Nicholas Lowry was assembling a collection of travel posters for his Nov. 23 auction when he came across one from 1914 intended for British audiences. Its pitch? “Travel to France,” says Lowry, the president of Swann Auction Galleries in New York. “This was printed two months before the First World War,” making it one of the last vestiges of peace before the proverbial lights went out in Europe. The “historical showstopper,” as he calls it, is estimated at $700 to $1,000.
For years, travel posters were considered “the unappealing younger siblings of French cafe posters,” Lowry explains. (Think of Toulouse-Lautrec’s work for the Moulin Rouge.) This started to change in the 1990s, when collectors began to appreciate the former’s charms.

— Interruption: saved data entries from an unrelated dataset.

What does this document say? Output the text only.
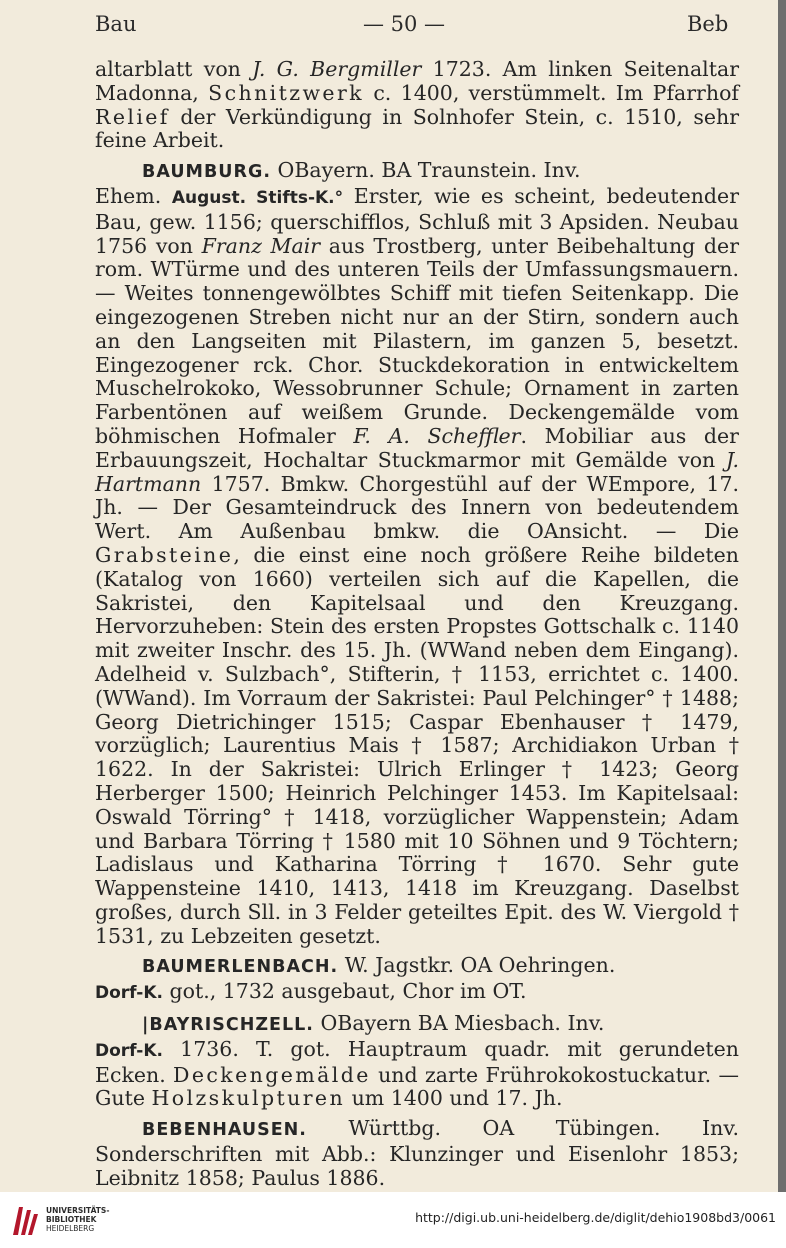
Bau	— 50 —	Beb

altarblatt von J. G. Bergmiller 1723. Am linken Seitenaltar Madonna, Schnitzwerk c. 1400, verstümmelt. Im Pfarrhof Relief der Verkündigung in Solnhofer Stein, c. 1510, sehr feine Arbeit.

BAUMBURG. OBayern. BA Traunstein. Inv.

Ehem. August. Stifts-K.° Erster, wie es scheint, bedeutender Bau, gew. 1156; querschifflos, Schluß mit 3 Apsiden. Neubau 1756 von Franz Mair aus Trostberg, unter Beibehaltung der rom. WTürme und des unteren Teils der Umfassungsmauern. — Weites tonnengewölbtes Schiff mit tiefen Seitenkapp. Die eingezogenen Streben nicht nur an der Stirn, sondern auch an den Langseiten mit Pilastern, im ganzen 5, besetzt. Eingezogener rck. Chor. Stuckdekoration in entwickeltem Muschelrokoko, Wessobrunner Schule; Ornament in zarten Farbentönen auf weißem Grunde. Deckengemälde vom böhmischen Hofmaler F. A. Scheffler. Mobiliar aus der Erbauungszeit, Hochaltar Stuckmarmor mit Gemälde von J. Hartmann 1757. Bmkw. Chorgestühl auf der WEmpore, 17. Jh. — Der Gesamteindruck des Innern von bedeutendem Wert. Am Außenbau bmkw. die OAnsicht. — Die Grabsteine, die einst eine noch größere Reihe bildeten (Katalog von 1660) verteilen sich auf die Kapellen, die Sakristei, den Kapitelsaal und den Kreuzgang. Hervorzuheben: Stein des ersten Propstes Gottschalk c. 1140 mit zweiter Inschr. des 15. Jh. (WWand neben dem Eingang). Adelheid v. Sulzbach°, Stifterin, † 1153, errichtet c. 1400. (WWand). Im Vorraum der Sakristei: Paul Pelchinger° † 1488; Georg Dietrichinger 1515; Caspar Ebenhauser † 1479, vorzüglich; Laurentius Mais † 1587; Archidiakon Urban † 1622. In der Sakristei: Ulrich Erlinger † 1423; Georg Herberger 1500; Heinrich Pelchinger 1453. Im Kapitelsaal: Oswald Törring° † 1418, vorzüglicher Wappenstein; Adam und Barbara Törring † 1580 mit 10 Söhnen und 9 Töchtern; Ladislaus und Katharina Törring † 1670. Sehr gute Wappensteine 1410, 1413, 1418 im Kreuzgang. Daselbst großes, durch Sll. in 3 Felder geteiltes Epit. des W. Viergold † 1531, zu Lebzeiten gesetzt.

BAUMERLENBACH. W. Jagstkr. OA Oehringen.

Dorf-K. got., 1732 ausgebaut, Chor im OT.

|BAYRISCHZELL. OBayern BA Miesbach. Inv.

Dorf-K. 1736. T. got. Hauptraum quadr. mit gerundeten Ecken. Deckengemälde und zarte Frührokokostuckatur. — Gute Holzskulpturen um 1400 und 17. Jh.

BEBENHAUSEN. Württbg. OA Tübingen. Inv. Sonderschriften mit Abb.: Klunzinger und Eisenlohr 1853; Leibnitz 1858; Paulus 1886.

UNIVERSITÄTS-
BIBLIOTHEK
HEIDELBERG
http://digi.ub.uni-heidelberg.de/diglit/dehio1908bd3/0061
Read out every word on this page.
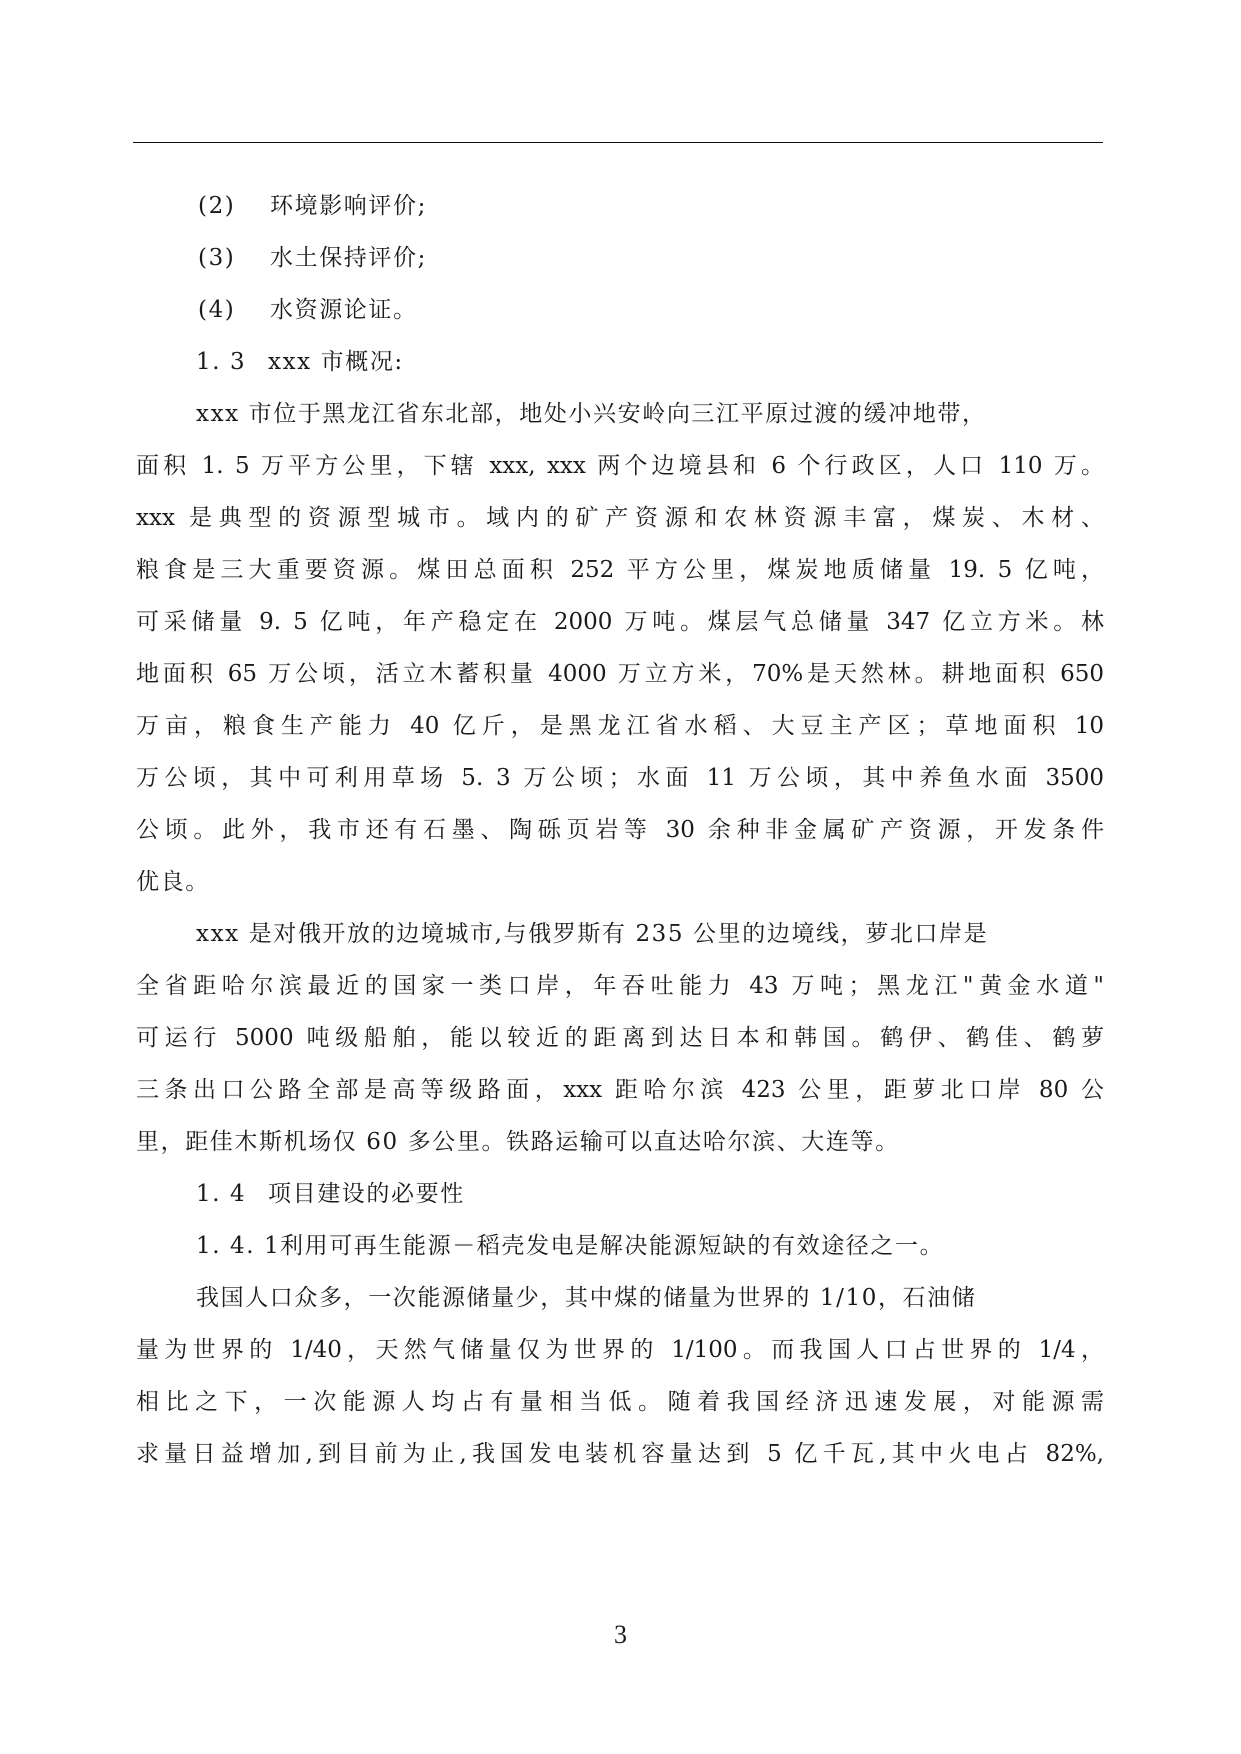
(2) 环境影响评价;

(3) 水土保持评价;

(4) 水资源论证。

1. 3 xxx 市概况:

xxx 市位于黑龙江省东北部，地处小兴安岭向三江平原过渡的缓冲地带，

面积 1. 5 万平方公里，下辖 xxx, xxx 两个边境县和 6 个行政区，人口 110 万。

xxx 是典型的资源型城市。域内的矿产资源和农林资源丰富，煤炭、木材、

粮食是三大重要资源。煤田总面积 252 平方公里，煤炭地质储量 19. 5 亿吨，

可采储量 9. 5 亿吨，年产稳定在 2000 万吨。煤层气总储量 347 亿立方米。林

地面积 65 万公顷，活立木蓄积量 4000 万立方米，70%是天然林。耕地面积 650

万亩，粮食生产能力 40 亿斤，是黑龙江省水稻、大豆主产区；草地面积 10

万公顷，其中可利用草场 5. 3 万公顷；水面 11 万公顷，其中养鱼水面 3500

公顷。此外，我市还有石墨、陶砾页岩等 30 余种非金属矿产资源，开发条件

优良。

xxx 是对俄开放的边境城市,与俄罗斯有 235 公里的边境线，萝北口岸是

全省距哈尔滨最近的国家一类口岸，年吞吐能力 43 万吨；黑龙江"黄金水道"

可运行 5000 吨级船舶，能以较近的距离到达日本和韩国。鹤伊、鹤佳、鹤萝

三条出口公路全部是高等级路面，xxx 距哈尔滨 423 公里，距萝北口岸 80 公

里，距佳木斯机场仅 60 多公里。铁路运输可以直达哈尔滨、大连等。

1. 4 项目建设的必要性

1. 4. 1利用可再生能源－稻壳发电是解决能源短缺的有效途径之一。

我国人口众多，一次能源储量少，其中煤的储量为世界的 1/10，石油储

量为世界的 1/40，天然气储量仅为世界的 1/100。而我国人口占世界的 1/4，

相比之下，一次能源人均占有量相当低。随着我国经济迅速发展，对能源需

求量日益增加,到目前为止,我国发电装机容量达到 5 亿千瓦,其中火电占 82%,

3
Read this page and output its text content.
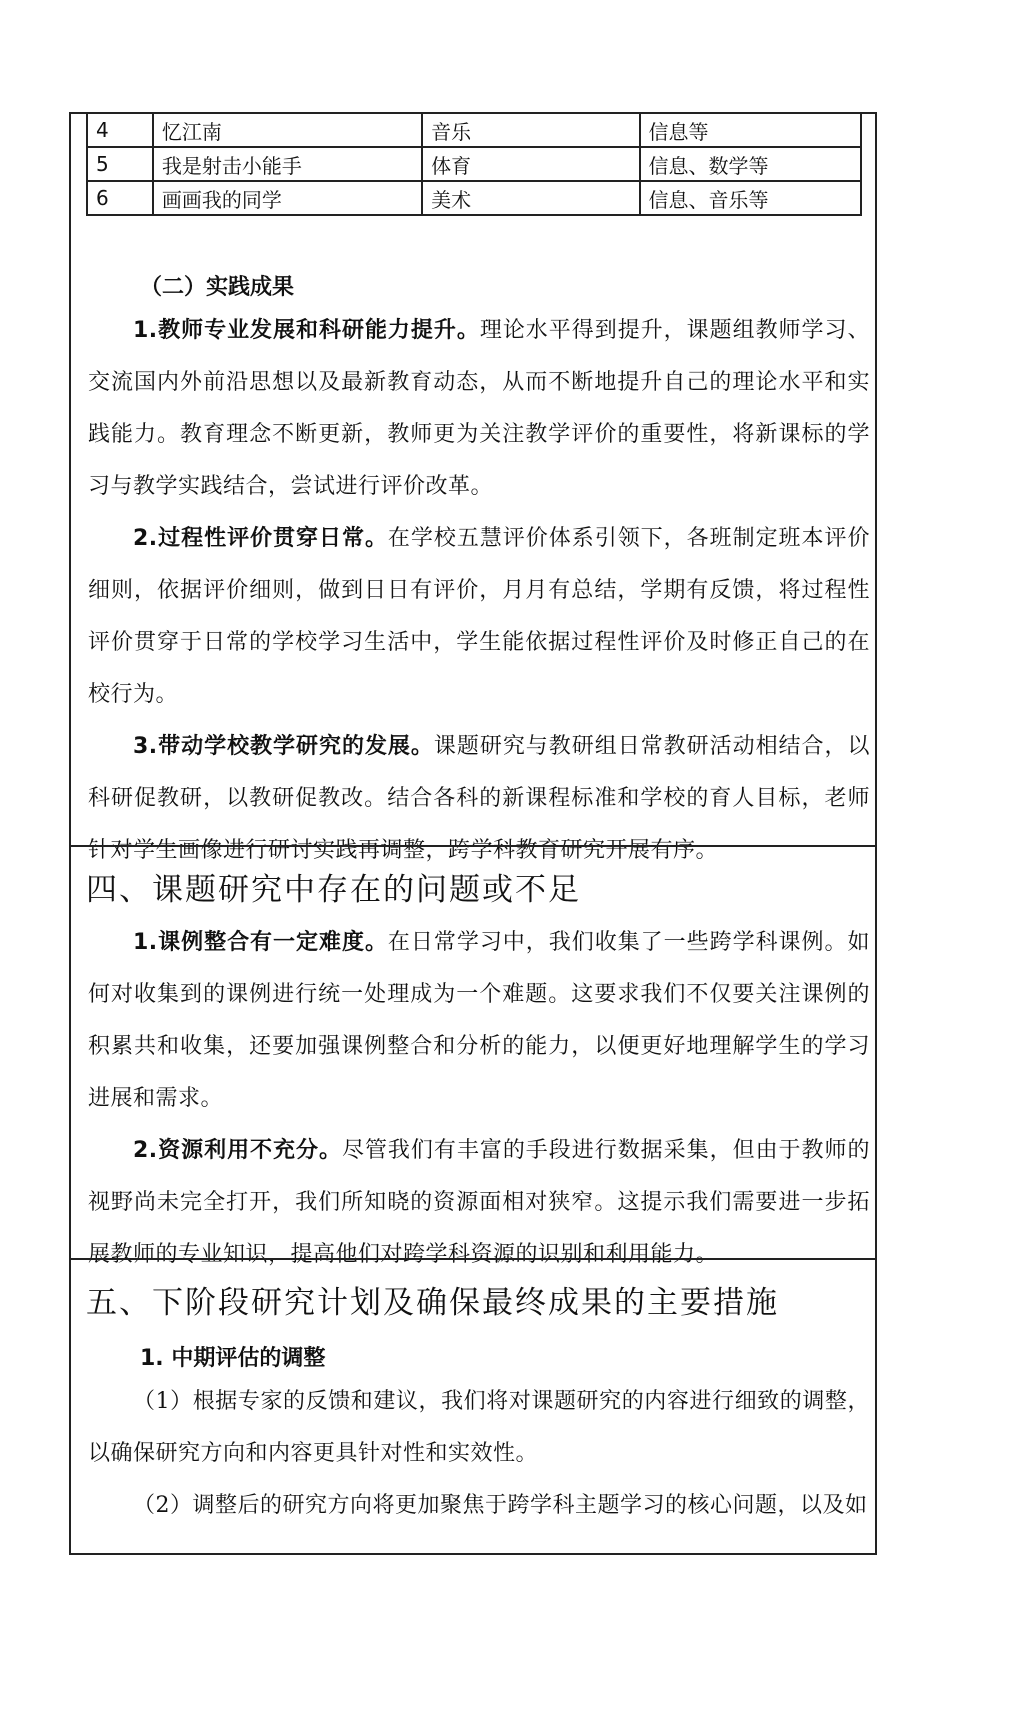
4	忆江南	音乐	信息等
5	我是射击小能手	体育	信息、数学等
6	画画我的同学	美术	信息、音乐等
（二）实践成果

1.教师专业发展和科研能力提升。理论水平得到提升，课题组教师学习、交流国内外前沿思想以及最新教育动态，从而不断地提升自己的理论水平和实践能力。教育理念不断更新，教师更为关注教学评价的重要性，将新课标的学习与教学实践结合，尝试进行评价改革。

2.过程性评价贯穿日常。在学校五慧评价体系引领下，各班制定班本评价细则，依据评价细则，做到日日有评价，月月有总结，学期有反馈，将过程性评价贯穿于日常的学校学习生活中，学生能依据过程性评价及时修正自己的在校行为。

3.带动学校教学研究的发展。课题研究与教研组日常教研活动相结合，以科研促教研，以教研促教改。结合各科的新课程标准和学校的育人目标，老师针对学生画像进行研讨实践再调整，跨学科教育研究开展有序。

四、课题研究中存在的问题或不足

1.课例整合有一定难度。在日常学习中，我们收集了一些跨学科课例。如何对收集到的课例进行统一处理成为一个难题。这要求我们不仅要关注课例的积累共和收集，还要加强课例整合和分析的能力，以便更好地理解学生的学习进展和需求。

2.资源利用不充分。尽管我们有丰富的手段进行数据采集，但由于教师的视野尚未完全打开，我们所知晓的资源面相对狭窄。这提示我们需要进一步拓展教师的专业知识，提高他们对跨学科资源的识别和利用能力。

五、下阶段研究计划及确保最终成果的主要措施
1. 中期评估的调整

（1）根据专家的反馈和建议，我们将对课题研究的内容进行细致的调整，以确保研究方向和内容更具针对性和实效性。

（2）调整后的研究方向将更加聚焦于跨学科主题学习的核心问题，以及如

Over the past two years, dealers say, the genre has enjoyed an additional bump thanks to a restless, homebound public that’s taken solace in acquiring an image instead of experiencing the real thing. “It’s one of the most popular markets in the poster field,” says Jim Lapides, the owner and president of the International Poster Gallery in Boston. “They’re about a world in which we can’t really travel right now, and they remind us of how beautiful the world is and the adventure it offers.”
Dealers say the market had been growing steadily for a while but nothing like the last 18 months. “When people got tired of Amazon and dating websites, they would come to buy at auction,” Lowry says. “It was quite buoyant.”